彼の細い腕を掴んで引き剥がそうとするが、びくとも動いてくれない。
「やはり、あの男には敵わないという事なのか……!?」
化粧の施された、整ったクジャの面立ちが、鬼のように釣り上がっている。
ぎらぎらとした眼光がハクエを射抜き、けれど貫く眼差しはハクエを捉えてはいなかった。
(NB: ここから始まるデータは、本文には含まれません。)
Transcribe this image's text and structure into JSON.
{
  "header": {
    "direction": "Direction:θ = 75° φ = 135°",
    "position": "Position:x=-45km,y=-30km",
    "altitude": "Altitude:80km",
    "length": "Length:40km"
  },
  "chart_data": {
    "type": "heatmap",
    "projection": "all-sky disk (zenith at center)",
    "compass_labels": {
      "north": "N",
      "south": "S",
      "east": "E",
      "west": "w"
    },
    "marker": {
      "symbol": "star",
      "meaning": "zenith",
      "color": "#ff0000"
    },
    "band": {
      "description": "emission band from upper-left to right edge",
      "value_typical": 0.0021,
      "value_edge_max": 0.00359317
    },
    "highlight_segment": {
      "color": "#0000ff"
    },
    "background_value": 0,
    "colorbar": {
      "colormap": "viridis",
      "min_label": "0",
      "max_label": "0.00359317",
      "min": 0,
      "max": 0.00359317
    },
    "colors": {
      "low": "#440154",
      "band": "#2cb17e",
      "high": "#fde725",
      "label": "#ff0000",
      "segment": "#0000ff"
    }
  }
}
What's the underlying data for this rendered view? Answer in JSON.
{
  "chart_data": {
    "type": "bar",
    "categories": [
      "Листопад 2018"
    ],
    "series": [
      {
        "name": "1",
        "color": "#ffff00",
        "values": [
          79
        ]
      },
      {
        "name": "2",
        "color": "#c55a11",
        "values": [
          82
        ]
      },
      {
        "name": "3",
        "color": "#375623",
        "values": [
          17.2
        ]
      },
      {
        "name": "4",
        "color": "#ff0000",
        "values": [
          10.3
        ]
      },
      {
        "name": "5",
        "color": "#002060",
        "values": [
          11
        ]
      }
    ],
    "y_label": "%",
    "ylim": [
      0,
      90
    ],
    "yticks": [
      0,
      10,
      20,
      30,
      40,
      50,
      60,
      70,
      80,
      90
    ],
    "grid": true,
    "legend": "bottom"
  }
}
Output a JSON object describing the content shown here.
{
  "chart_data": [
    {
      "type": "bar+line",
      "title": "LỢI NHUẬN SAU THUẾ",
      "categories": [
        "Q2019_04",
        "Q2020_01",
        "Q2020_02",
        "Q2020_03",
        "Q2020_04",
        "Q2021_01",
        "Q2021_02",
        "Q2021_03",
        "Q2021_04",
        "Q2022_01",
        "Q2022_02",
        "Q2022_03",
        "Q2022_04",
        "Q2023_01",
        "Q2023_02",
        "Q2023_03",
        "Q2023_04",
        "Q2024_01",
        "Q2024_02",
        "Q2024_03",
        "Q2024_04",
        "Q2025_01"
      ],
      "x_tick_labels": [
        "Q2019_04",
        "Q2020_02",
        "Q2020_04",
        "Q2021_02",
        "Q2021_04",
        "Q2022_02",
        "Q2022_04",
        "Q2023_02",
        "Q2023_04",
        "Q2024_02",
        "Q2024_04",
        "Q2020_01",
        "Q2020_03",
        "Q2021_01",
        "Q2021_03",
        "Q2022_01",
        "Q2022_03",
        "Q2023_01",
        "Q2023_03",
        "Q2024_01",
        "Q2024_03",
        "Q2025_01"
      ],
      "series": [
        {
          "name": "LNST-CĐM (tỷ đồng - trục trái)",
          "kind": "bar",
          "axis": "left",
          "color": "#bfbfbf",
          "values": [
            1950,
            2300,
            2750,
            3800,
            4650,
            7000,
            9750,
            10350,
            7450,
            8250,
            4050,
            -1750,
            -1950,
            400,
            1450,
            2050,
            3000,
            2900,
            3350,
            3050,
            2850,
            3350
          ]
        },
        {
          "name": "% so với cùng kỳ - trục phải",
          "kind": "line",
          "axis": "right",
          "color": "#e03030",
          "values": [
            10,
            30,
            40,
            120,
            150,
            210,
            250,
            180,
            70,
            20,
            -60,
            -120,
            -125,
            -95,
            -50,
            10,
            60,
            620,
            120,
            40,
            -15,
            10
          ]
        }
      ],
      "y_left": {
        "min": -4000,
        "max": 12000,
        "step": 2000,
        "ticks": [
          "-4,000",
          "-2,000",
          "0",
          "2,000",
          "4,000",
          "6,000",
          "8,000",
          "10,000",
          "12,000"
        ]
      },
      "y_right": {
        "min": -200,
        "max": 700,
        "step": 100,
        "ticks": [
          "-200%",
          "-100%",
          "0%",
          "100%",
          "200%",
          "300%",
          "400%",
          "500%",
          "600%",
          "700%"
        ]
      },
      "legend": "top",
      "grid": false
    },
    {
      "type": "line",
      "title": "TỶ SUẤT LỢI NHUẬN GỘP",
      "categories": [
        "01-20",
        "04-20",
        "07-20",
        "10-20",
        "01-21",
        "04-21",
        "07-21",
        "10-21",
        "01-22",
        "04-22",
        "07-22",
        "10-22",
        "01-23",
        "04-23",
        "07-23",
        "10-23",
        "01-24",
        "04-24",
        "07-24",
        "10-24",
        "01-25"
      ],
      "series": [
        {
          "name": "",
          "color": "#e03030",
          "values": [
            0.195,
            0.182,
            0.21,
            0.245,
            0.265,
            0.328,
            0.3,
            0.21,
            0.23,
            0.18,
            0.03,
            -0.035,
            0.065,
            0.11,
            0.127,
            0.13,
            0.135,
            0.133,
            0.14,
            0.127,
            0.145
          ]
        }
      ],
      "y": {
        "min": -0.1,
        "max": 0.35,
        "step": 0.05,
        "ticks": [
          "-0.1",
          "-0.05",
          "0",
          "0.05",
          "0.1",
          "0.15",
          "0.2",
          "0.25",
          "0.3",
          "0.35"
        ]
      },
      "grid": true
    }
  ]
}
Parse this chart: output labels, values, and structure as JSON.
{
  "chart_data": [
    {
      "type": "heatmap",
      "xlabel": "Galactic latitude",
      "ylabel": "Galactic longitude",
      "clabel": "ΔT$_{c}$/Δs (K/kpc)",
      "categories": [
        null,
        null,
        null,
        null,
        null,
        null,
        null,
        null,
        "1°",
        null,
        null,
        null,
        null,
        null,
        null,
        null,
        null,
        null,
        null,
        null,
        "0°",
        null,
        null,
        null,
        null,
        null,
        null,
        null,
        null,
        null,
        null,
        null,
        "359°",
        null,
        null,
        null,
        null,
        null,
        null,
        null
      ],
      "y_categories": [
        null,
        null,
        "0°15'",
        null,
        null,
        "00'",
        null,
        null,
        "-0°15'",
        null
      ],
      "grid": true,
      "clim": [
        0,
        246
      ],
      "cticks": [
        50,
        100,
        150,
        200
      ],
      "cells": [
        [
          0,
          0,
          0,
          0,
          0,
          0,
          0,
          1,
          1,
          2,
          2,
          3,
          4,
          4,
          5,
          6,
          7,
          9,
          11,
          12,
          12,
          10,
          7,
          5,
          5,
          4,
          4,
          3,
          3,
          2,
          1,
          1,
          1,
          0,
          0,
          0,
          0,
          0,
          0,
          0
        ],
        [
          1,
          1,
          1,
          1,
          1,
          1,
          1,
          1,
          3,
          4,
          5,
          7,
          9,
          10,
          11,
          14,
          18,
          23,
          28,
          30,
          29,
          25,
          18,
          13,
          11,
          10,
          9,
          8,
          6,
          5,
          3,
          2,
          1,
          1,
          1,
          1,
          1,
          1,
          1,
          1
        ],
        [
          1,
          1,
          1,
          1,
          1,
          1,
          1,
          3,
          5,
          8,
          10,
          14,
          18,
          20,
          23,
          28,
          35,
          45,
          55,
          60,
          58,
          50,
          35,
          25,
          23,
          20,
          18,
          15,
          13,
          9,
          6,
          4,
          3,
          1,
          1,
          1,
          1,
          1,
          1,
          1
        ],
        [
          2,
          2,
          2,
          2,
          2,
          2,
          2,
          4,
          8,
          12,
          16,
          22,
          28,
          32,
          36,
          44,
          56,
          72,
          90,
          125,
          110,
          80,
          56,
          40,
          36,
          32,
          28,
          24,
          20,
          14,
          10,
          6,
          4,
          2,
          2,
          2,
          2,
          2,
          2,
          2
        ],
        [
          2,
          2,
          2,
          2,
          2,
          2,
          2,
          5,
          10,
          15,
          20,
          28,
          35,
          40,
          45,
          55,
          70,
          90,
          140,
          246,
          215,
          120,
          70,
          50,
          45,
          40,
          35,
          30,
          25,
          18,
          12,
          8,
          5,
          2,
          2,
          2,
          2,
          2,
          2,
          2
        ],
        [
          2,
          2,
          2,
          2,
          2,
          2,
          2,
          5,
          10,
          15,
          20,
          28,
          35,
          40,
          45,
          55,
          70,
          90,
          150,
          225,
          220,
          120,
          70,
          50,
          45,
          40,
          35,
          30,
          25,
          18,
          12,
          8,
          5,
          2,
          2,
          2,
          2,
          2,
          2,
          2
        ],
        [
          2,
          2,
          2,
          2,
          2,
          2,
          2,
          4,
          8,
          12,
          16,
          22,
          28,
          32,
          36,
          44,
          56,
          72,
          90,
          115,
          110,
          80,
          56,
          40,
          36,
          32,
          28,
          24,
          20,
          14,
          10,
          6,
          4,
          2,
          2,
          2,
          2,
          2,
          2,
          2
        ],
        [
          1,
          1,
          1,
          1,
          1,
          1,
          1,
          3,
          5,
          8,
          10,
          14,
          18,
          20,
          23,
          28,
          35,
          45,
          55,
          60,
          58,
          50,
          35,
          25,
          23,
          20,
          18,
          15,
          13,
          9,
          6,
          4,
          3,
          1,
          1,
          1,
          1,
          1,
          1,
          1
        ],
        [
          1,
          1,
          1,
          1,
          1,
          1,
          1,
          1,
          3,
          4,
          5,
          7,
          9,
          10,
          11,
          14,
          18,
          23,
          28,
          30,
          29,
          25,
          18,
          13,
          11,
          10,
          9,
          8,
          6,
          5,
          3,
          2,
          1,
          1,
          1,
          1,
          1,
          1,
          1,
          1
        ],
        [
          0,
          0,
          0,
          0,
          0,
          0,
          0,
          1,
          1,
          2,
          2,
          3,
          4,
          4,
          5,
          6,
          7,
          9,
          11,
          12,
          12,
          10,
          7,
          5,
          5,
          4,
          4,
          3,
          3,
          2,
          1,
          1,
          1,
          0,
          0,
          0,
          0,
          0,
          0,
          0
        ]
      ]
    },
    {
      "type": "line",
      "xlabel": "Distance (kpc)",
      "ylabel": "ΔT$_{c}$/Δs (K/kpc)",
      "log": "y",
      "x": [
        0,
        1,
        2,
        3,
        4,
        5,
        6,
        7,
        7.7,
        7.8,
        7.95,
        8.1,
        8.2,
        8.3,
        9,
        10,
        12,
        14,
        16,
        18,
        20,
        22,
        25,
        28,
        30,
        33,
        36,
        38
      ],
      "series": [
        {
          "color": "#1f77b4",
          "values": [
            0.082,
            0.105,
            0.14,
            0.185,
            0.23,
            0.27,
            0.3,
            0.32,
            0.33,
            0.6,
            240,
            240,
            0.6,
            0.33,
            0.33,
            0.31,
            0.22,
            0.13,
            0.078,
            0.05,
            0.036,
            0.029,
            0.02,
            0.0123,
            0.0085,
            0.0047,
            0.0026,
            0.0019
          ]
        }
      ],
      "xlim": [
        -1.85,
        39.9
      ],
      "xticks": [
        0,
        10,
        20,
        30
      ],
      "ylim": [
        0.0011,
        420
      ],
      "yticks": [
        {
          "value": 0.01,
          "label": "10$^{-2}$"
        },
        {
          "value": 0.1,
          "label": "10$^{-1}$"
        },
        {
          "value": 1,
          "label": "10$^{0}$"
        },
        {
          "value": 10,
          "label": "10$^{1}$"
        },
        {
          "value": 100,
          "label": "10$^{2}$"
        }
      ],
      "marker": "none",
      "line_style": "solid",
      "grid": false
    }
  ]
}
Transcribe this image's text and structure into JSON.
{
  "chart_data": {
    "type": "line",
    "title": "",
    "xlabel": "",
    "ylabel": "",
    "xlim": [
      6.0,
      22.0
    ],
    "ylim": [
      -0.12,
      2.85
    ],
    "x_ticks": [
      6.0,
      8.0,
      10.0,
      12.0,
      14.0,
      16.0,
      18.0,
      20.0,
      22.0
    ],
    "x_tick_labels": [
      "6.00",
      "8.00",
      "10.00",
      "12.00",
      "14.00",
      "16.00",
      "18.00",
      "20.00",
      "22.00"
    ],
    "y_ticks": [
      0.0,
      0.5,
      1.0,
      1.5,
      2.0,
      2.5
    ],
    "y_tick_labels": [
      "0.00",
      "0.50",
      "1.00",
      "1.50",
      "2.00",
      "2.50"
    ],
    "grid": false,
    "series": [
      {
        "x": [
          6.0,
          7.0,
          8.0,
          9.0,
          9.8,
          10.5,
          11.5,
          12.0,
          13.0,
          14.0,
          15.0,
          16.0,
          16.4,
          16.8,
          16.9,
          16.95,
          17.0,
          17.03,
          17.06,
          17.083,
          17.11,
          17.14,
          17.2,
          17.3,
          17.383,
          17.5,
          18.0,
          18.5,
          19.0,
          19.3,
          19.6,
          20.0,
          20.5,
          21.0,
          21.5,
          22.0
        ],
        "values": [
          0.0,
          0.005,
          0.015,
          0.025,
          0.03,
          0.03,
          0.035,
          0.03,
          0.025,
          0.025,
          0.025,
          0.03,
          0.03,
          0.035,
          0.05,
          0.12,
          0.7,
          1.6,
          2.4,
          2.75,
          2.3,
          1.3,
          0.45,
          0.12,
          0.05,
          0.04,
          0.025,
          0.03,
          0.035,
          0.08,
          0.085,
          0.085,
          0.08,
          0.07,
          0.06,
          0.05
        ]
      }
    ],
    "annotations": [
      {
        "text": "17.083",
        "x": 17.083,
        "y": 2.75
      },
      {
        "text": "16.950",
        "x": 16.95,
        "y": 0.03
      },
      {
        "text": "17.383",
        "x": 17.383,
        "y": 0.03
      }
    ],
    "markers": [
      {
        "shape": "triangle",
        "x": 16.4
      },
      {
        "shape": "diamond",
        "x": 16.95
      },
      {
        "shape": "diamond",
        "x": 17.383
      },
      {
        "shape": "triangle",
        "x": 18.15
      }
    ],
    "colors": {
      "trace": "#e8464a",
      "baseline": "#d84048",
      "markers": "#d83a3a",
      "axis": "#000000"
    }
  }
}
「あんなヤツに渡しはしない、ハクエは、コイツは僕のモノだ……!」
「う、ぐッ……!」
肩に食い込んでいたクジャの指先が、いつの間にかハクエの首を捉えていた。
ぐぐ、と喉を押しつぶすように込められる力に、ハクエは為す術もなく意識を奪われていく。
やがてハクエの意識が混濁して視界が暗転しはじめる頃、クジャはハクエの身体を開放した。
そのままぐったりと力無くベッドに沈み込むハクエを一瞥し、吐き捨てる。
「……まぁ、良い。まだ時間はある……次こそ、必ず。必ずだ……」
そう言い捨て、足音荒く牢屋を去っていくクジャの後ろ姿を最後に、ハクエの意識は闇に飲まれた。